Maybe thinking of a bandpass box - which does have a narrow response for certain frequency range, but the rest of it just blows through (hence the name).
A sealed box (and a properly ported one, ..) augments the the motor's response by keeping it under control at the limits of excursion - and tends to bump up the 60Hz range which is just the ticket for kickdrums, punchy sounds etc. Also, can be smaller than other box types and still tuned correctly.
OP you might do well to just improve your doorspeakers' environment; foam cups, kickpods, damping material, rigid baffle - that'd probably fix you right up.
You can add a lightweight 8. Car guys almost always go overkill on the woofers. Ya don't need a monster.

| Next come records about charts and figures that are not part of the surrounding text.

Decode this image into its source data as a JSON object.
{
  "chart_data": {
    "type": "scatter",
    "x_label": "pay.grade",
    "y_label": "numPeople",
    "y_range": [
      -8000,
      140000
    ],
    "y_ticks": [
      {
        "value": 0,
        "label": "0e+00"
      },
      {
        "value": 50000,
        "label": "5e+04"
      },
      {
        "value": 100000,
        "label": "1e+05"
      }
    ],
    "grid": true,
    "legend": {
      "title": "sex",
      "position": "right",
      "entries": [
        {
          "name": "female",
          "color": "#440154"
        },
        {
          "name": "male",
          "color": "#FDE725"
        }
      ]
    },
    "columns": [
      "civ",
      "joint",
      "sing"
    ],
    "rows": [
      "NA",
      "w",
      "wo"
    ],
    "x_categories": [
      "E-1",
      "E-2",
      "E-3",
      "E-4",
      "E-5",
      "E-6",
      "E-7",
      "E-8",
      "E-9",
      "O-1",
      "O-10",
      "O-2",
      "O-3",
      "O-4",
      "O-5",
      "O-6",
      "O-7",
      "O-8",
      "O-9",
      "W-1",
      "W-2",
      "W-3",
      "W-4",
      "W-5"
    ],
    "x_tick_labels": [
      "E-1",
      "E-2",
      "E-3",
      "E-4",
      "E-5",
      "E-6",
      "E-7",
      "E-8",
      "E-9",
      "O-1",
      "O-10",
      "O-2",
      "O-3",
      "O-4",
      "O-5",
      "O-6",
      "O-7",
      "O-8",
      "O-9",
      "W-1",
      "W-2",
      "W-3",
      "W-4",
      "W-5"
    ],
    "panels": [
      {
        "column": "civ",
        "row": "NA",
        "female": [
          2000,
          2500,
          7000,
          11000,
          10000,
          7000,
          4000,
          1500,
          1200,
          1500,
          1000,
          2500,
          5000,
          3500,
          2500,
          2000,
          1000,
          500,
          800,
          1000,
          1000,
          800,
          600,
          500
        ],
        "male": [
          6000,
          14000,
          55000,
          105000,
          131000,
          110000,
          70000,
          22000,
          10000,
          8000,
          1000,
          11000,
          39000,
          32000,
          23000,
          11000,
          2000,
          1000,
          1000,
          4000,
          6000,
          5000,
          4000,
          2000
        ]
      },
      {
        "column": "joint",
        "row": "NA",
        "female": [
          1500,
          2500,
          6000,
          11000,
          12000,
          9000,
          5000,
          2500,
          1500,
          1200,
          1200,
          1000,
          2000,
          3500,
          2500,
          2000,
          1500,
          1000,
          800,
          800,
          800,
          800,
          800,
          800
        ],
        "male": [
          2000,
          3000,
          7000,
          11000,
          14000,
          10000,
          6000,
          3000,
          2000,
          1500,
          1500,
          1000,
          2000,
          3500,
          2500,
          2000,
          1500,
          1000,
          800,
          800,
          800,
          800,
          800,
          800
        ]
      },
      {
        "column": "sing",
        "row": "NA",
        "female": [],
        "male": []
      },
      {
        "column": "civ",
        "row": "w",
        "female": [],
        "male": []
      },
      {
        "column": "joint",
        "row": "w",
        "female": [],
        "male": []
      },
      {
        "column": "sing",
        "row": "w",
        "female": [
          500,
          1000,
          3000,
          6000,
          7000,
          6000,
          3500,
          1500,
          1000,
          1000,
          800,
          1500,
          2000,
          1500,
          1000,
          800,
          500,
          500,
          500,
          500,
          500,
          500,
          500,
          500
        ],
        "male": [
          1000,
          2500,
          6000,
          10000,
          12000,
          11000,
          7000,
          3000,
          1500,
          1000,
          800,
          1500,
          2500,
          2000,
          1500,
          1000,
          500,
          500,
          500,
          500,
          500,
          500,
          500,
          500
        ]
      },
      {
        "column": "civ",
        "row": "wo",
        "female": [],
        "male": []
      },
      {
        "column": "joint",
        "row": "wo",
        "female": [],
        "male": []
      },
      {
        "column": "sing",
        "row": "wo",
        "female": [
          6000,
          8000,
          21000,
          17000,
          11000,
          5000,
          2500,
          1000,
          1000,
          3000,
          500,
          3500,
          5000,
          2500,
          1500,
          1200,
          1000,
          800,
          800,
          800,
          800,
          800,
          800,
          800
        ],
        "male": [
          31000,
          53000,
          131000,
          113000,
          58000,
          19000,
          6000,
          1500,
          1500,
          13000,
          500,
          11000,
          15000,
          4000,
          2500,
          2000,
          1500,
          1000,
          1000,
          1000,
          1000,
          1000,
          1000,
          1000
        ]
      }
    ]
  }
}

. If you want to have 2 subs, you can actually run a left and right sub, but you need a 2- or 4-channel amps to run stereo subs
Low frequency sound is omnidirectional, if you run multiple woofers (especially if they're making different sounds at the same time, as stereo) you'll just make a mess. Everything that resonates behaves like a speaker. Fewer points-of-origin is best. If you have to run multiples for some reason, use the same signal and amplification
Is it better to have a 5 channel amp?
Not particularly. A 5-channel amp is probably a Class A/B amp, and be less efficient for subwoofer duty than a Class D amp would.
listen to other peoples' cars
Here's the bitch of it -- your cars are the same, speaker's the same, but your ears are different.
Every possible configuration will sound different to each person because of those microphones - they're as individual as fingerprints.